Alternatino, Los Espookys and the Push for Millennial Latinx Representation in TV Comedy
TV realizes that a focus on younger Latinx voices doesn’t always have to center on family.
Main image: Los Espookys, HBO
There’s a running joke in Arturo Castro’s upcoming eponymous Comedy Central sketch series Alternatino with Arturo Castro that the Guatemala-born actor may not have always had the easiest time assimilating among fellow Millennials in New York City. This is not so much his own fault, but because of the preconceived stereotypes of the (white) people with whom he associates.
Throughout various episodes of this series, Castro—who, until this time, was probably best known on television in the States for playing Ilana Glazer’s character’s hipster, out roommate Jaime on Comedy Central’s recently wrapped Broad City and for playing a drug lord’s son who seemed to be a mix of The Sopranos’ Christopher Moltisanti and Donald Trump, Jr. in the third season of the Netflix crime drama, Narcos—can be seen pigeon-holing himself into a tight-pantsed, paisley-shirted, salsa-loving Latin Lover stereotype in order to get the girl, pretending to be abreast on the diplomatic relations of all the Central or South American countries while making small talk at a party, and attempting to take on a pack of (much scarier) rival gang members with choreography clearly inspired by West Side Story.
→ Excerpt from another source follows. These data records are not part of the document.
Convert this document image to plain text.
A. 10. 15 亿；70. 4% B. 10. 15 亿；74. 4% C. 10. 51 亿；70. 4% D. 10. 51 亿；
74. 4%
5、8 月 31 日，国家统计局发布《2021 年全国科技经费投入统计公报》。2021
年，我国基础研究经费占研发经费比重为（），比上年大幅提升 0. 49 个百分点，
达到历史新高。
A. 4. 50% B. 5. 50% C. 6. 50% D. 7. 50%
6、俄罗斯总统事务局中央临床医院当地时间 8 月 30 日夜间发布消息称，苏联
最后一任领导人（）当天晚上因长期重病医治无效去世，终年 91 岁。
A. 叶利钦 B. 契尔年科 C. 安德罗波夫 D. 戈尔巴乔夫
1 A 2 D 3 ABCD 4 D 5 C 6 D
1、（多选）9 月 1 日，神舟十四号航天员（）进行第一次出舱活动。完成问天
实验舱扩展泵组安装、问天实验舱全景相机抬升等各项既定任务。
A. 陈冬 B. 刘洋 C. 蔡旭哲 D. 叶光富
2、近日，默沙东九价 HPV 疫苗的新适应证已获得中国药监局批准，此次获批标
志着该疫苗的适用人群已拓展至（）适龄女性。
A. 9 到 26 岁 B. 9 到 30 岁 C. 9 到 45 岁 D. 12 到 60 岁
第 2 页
Given that Googling a description of his series will come back with the simply worded “a sketch show based on Arturo Castro’s experiences as a Latino Millennial in the United States,” he and his network clearly feel that these topics will resonate with, among others, 20- and 30-somethings with a shared lineage.
“I didn’t want to make a sitcom; I wanted to play with as many characters as I could because I really like playing dress-up,” Castro says of the format of Alternatino when we spoke during a recent press day for his show. “I just felt that, in order to dispel some of the stereotypes that are out there, sketch was a really good format to do that.”
He understands the significance of doing a sketch show on Comedy Central, a network that previously used the format to highlight frequently marginalized voices through programs like the Peabody Award- and Emmy-winning Inside Amy Schumer and Key & Peele.
“Yes, of course, those are big shoes to fill, but I’m wearing sandals,” Castro offers as a metaphor. Besides, there’s also a more personal full-circle bizarreness of it. Ad campaigns for Alternatino include a spot in Times Square, which would theoretically beam down over where Castro used to work as a street performer.
And, no offense to the good fights for diversity on TV that family-centric comedies like The CW’s Jane the Virgin, Netflix’s One Day at a Time or ABC’s George Lopez have done (or, for that matter, Starz’s ground-breaking Vida, which straddles so many lines), but Castro says “I’m so happy that the show is a more current take of what I see in the world.”
Nor should this imply that people of other demographics wouldn’t be interested in his or other stories told by younger Latinx voices.
“I feel like we made the show that we wanted to make without thinking about markets, without thinking about demographics, without thinking like, ‘oh, here’s an untapped market that’s fertile,’” comedian Julio Torres argues of his new HBO series, Los Espookys, when we talk during the ATX Festival in Austin, Texas. He adds that “there’s this idea that certain shows or certain entertainment is universal. And then certain shows made by other types of people are niche.”
Told mostly in Spanish and set predominantly in an undisclosed Latin American country, this delightfully weird comedy stars Torres, his co-creator Ana Fabrega and actors Bernardo Velasco and Cassandra Ciangherotti. Together, they are a quartet of horror-loving entrepreneurs who will create sometimes-elaborate pranks for anyone who needs to, say, see which associate has the wits to withstand a haunted house in the name of claiming an inheritance, or help fool her bosses into thinking she wasn’t spending work hours updating her movie blog instead of searching for extraterrestrial life. Fred Armisen, Fabrega and Torres’ co-creator, also appears as Velasco’s character’s Los Angeles-based uncle, Tico, who has some interesting run-ins of his own.